Rothesay resident blames poor town planning for flooding

Dawna Moore says her Rothesay home was flooded in late September by runoff water from nearby retail developments, and the town is doing little to correct the problem.

Mayor Bill Bishop says most homes flooded Sept. 30 because they had inadequate drainage systems

Dobbin Street resident Dawna Moore estimates flooding from heavy rain on Sept. 30 caused $50,000 in damage to her basement. (Connell Smith/CBC)

Dawna Moore says her Rothesay home was flooded in late September by runoff water from nearby retail developments and the town is doing little to correct the problem.

Moore and her husband bought their Dobbin Street home in 1976. There had never been water in the basement until the Sept. 30 rainstorm.

Today, the basement is still awaiting renovation. The drywall has been cut off about two feet up from the floor. Flooring, appliances, furniture and other items have been removed — much of it to the landfill.

You keep trying to find out, what's the culprit? What changed over the years?- Dawna Moore, flooding victim

Reflecting back on that September night Moore says, "You keep trying to find out, what's the culprit? What changed over the years?"

The answer, she said she believes, is a nearby restaurant and a large retail plaza built behind her home.

Both have extensive parking areas. She said she believes the town did not properly manage drainage from those properties when it gave approval.

Moore also claims the flow from a drainage ditch behind homes along the street has been impeded by the development.

The home was one of a handful on the street that had flooded basements during the Sept. 30 storm in which some areas of southern New Brunswick received 160 millimetres of rain.

Moore says water was gushing up through storm drains on nearby streets.

"If they don't have the capacity to get rid of what they already have, and now they're entertaining more commercial development," said Moore.

"Where does that water eventually run to? It's got to keep coming downhill."

She estimates the damage to her home and contents at $50,000 and expects insurance to pick up only half the total.

Ruined basement

Next door, Lisa Redstone had a very similar experience.

Rothesay Mayor Bill Bishop said the town will look into the flooding problems on Dobbin Street.
She says she was awakened that day to find her cats crying in the basement. They were unwilling to jump down into five inches of water to make their way upstairs.

Her finished basement is also torn apart.

"They had to rip all of the flooring out, all of the tiles out. The new radiators had to go, the new floorboards had to go.

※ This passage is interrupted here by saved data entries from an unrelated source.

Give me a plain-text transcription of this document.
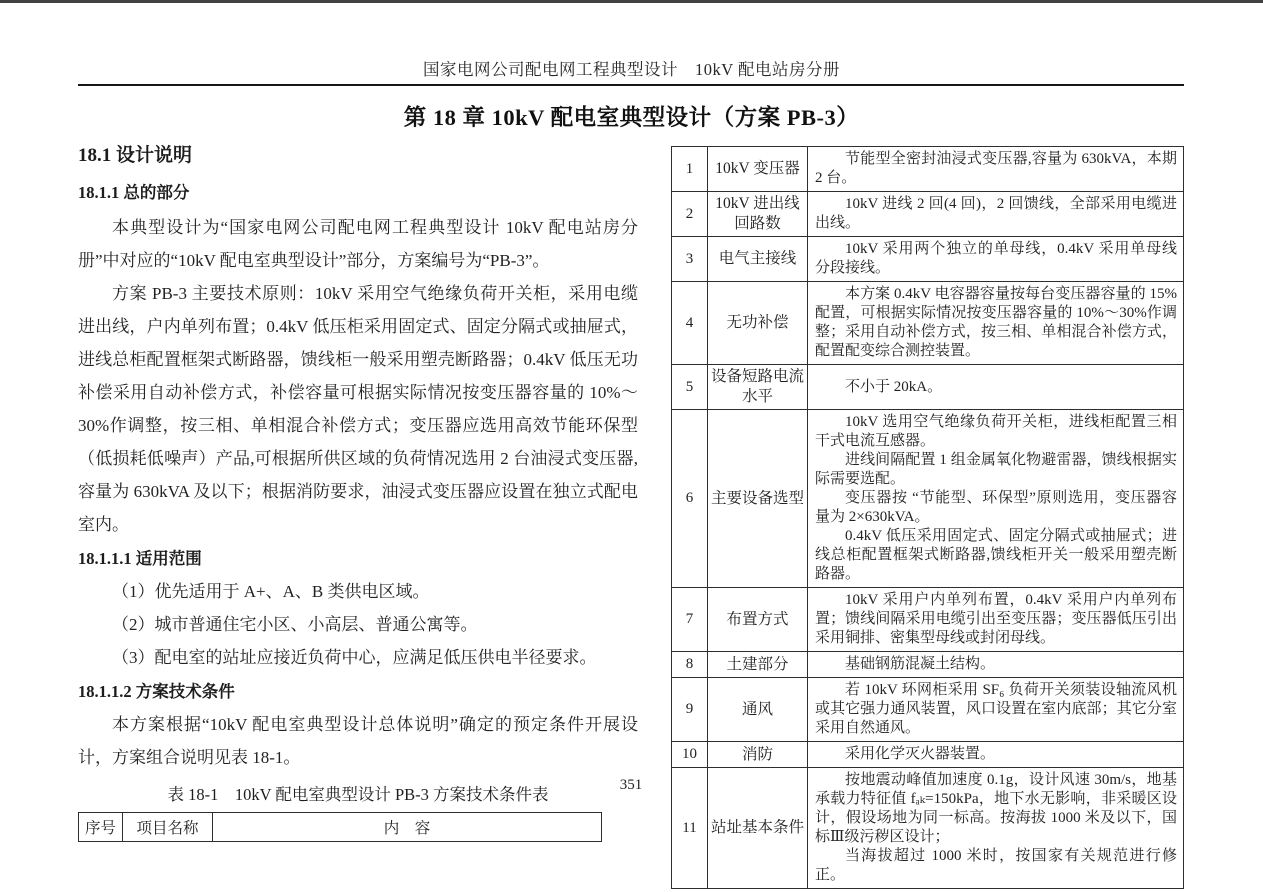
国家电网公司配电网工程典型设计　10kV 配电站房分册
第 18 章 10kV 配电室典型设计（方案 PB-3）
18.1 设计说明
18.1.1 总的部分

本典型设计为“国家电网公司配电网工程典型设计 10kV 配电站房分册”中对应的“10kV 配电室典型设计”部分，方案编号为“PB-3”。

方案 PB-3 主要技术原则：10kV 采用空气绝缘负荷开关柜，采用电缆进出线，户内单列布置；0.4kV 低压柜采用固定式、固定分隔式或抽屉式，进线总柜配置框架式断路器，馈线柜一般采用塑壳断路器；0.4kV 低压无功补偿采用自动补偿方式，补偿容量可根据实际情况按变压器容量的 10%～30%作调整，按三相、单相混合补偿方式；变压器应选用高效节能环保型（低损耗低噪声）产品,可根据所供区域的负荷情况选用 2 台油浸式变压器,容量为 630kVA 及以下；根据消防要求，油浸式变压器应设置在独立式配电室内。

18.1.1.1 适用范围

（1）优先适用于 A+、A、B 类供电区域。

（2）城市普通住宅小区、小高层、普通公寓等。

（3）配电室的站址应接近负荷中心，应满足低压供电半径要求。

18.1.1.2 方案技术条件

本方案根据“10kV 配电室典型设计总体说明”确定的预定条件开展设计，方案组合说明见表 18-1。

表 18-1　10kV 配电室典型设计 PB-3 方案技术条件表
序号	项目名称	内　容
1	10kV 变压器	节能型全密封油浸式变压器,容量为 630kVA，本期 2 台。

2	10kV 进出线回路数	10kV 进线 2 回(4 回)，2 回馈线，全部采用电缆进出线。

3	电气主接线	10kV 采用两个独立的单母线，0.4kV 采用单母线分段接线。

4	无功补偿	本方案 0.4kV 电容器容量按每台变压器容量的 15%配置，可根据实际情况按变压器容量的 10%～30%作调整；采用自动补偿方式，按三相、单相混合补偿方式，配置配变综合测控装置。

5	设备短路电流水平	不小于 20kA。

6	主要设备选型	10kV 选用空气绝缘负荷开关柜，进线柜配置三相干式电流互感器。

进线间隔配置 1 组金属氧化物避雷器，馈线根据实际需要选配。

变压器按 “节能型、环保型”原则选用，变压器容量为 2×630kVA。

0.4kV 低压采用固定式、固定分隔式或抽屉式；进线总柜配置框架式断路器,馈线柜开关一般采用塑壳断路器。

7	布置方式	10kV 采用户内单列布置，0.4kV 采用户内单列布置；馈线间隔采用电缆引出至变压器；变压器低压引出采用铜排、密集型母线或封闭母线。

8	土建部分	基础钢筋混凝土结构。

9	通风	若 10kV 环网柜采用 SF₆ 负荷开关须装设轴流风机或其它强力通风装置，风口设置在室内底部；其它分室采用自然通风。

10	消防	采用化学灭火器装置。

11	站址基本条件	按地震动峰值加速度 0.1g，设计风速 30m/s，地基承载力特征值 fₐₖ=150kPa，地下水无影响，非采暖区设计，假设场地为同一标高。按海拔 1000 米及以下，国标Ⅲ级污秽区设计；

当海拔超过 1000 米时，按国家有关规范进行修正。

351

Everything I've done down there basically has been ruined."

Rothesay Mayor Bill Bishop promises to look into issues raised on Dobbin Street, but says in many cases those who experienced water problems during the storm have homes with inadequate drainage systems.

"In most cases that we've investigated, the town is not at fault, it's not a flooding problem," said Bishop.

"It's a big rain and the system around the house is not adequate to look after it."